Anonymous wrote:
Anonymous wrote:
Anonymous wrote:I have a kid with intellectual disability, one with mental health issues and one who gives me no worries. I have done everything in terms of launching them. One will be fine. One is likely to be fine but will blow through every single cent. The third is going to need controls on everything. I’m not dividing equally because equal doesn’t put them in an equal place.
So what are the controls?
Also, do you mind sharing how you are dividing?
It's baked into me to divide equally - my mom's family handled that way and the siblings all had good relations till their deaths. My dad's much less so. His older sister, who always resented that her parents had two more children when she was eight, pried all that she could out of her mother's hands and more. This behavior did bond my father and his one year older sister, but a schism between them and the older sister.
I am the PP to this. I also have a brother who can’t care for himself. My dad died when we were young and my mom had very little. Another brother and I bought the troubled brother a house which he ultimately lost and now that brother takes care of the troubled brother - who is now in his 60s. It never got better. He’s a saint for doing that. I helped buy the house as my last foray before kids and there is a lot of anger toward me by the troubled brother for stepping back but I don’t care. For reasons that don’t matter I think a lot of my troubled brothers issues are of his own making.

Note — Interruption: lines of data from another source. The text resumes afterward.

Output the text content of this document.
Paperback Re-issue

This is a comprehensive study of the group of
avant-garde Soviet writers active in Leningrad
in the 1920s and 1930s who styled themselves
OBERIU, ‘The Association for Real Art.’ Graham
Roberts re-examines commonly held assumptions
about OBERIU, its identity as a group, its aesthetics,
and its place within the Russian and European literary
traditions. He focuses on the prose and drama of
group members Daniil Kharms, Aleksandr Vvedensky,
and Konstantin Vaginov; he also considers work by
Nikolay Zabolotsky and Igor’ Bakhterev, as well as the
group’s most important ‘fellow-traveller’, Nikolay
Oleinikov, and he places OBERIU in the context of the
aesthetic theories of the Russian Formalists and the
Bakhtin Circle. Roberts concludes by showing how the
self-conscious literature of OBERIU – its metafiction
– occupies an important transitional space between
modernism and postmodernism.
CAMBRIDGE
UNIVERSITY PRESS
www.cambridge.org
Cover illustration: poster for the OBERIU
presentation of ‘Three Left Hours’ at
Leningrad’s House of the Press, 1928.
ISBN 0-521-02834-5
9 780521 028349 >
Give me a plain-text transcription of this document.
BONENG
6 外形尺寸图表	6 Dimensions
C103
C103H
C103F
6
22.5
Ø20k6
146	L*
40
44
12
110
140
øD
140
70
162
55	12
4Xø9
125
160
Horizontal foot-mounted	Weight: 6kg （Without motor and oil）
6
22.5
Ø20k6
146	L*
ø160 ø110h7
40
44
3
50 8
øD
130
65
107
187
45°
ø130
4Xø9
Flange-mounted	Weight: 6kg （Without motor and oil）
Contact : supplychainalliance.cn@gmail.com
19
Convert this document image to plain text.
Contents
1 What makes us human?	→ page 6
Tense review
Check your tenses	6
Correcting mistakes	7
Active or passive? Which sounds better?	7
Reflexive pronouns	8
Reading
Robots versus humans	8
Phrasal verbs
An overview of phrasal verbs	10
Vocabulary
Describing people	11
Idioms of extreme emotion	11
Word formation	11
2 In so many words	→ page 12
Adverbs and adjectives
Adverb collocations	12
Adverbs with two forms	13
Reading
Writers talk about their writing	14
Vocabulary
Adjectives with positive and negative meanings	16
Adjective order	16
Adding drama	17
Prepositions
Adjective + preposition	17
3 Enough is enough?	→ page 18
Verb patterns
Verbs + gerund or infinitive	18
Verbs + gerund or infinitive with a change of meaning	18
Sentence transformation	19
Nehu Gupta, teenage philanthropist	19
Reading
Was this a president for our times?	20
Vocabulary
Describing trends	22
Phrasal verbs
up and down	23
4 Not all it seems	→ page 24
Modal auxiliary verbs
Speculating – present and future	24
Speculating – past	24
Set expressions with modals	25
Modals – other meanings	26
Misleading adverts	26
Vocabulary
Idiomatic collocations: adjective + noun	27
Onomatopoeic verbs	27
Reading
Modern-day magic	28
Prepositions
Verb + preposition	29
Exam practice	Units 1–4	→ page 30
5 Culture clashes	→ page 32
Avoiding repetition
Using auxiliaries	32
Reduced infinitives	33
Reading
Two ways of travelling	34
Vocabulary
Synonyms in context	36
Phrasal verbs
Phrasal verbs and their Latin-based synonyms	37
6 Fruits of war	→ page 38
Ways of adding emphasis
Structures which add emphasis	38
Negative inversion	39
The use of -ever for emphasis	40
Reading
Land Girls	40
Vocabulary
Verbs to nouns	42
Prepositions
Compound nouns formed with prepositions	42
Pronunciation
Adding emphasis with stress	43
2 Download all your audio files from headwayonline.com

As for my kids, I don’t view equal as always giving the same amount of money. My youngest who has no challenges is expensive and will be through college. My definition of equal is giving each of them what they need to be successful in life and so I am spending way more on her now than I did for her brothers. And in death I will give at least one other brothers more because equal means all of them being taken care of when they can’t or aren’t ready to do it themselves.
At this point today, equal means that my middle one is likely to need more of our estate to survive adulthood and my intellectually challenged one is going to need adulting assistance for far longer than most. The latter issue is time and periodic financial bailouts now (though we typically have him move back in with us and fix things himself) and the former is putting aside sufficient assets for my son to live on after we’re gone.
We’re in the process of revising again because our older two are doing better than anticipated. But for now there will have to be a trust and hopefully the youngest will continue to agree that she can handle that responsibility. For now they are really close but during past psychotic breaks the relationship suffered.
None of this is easy. I too appreciate the stories and have my own past experience. But as a parent and a family we are making the best decisions we can under difficult circumstances.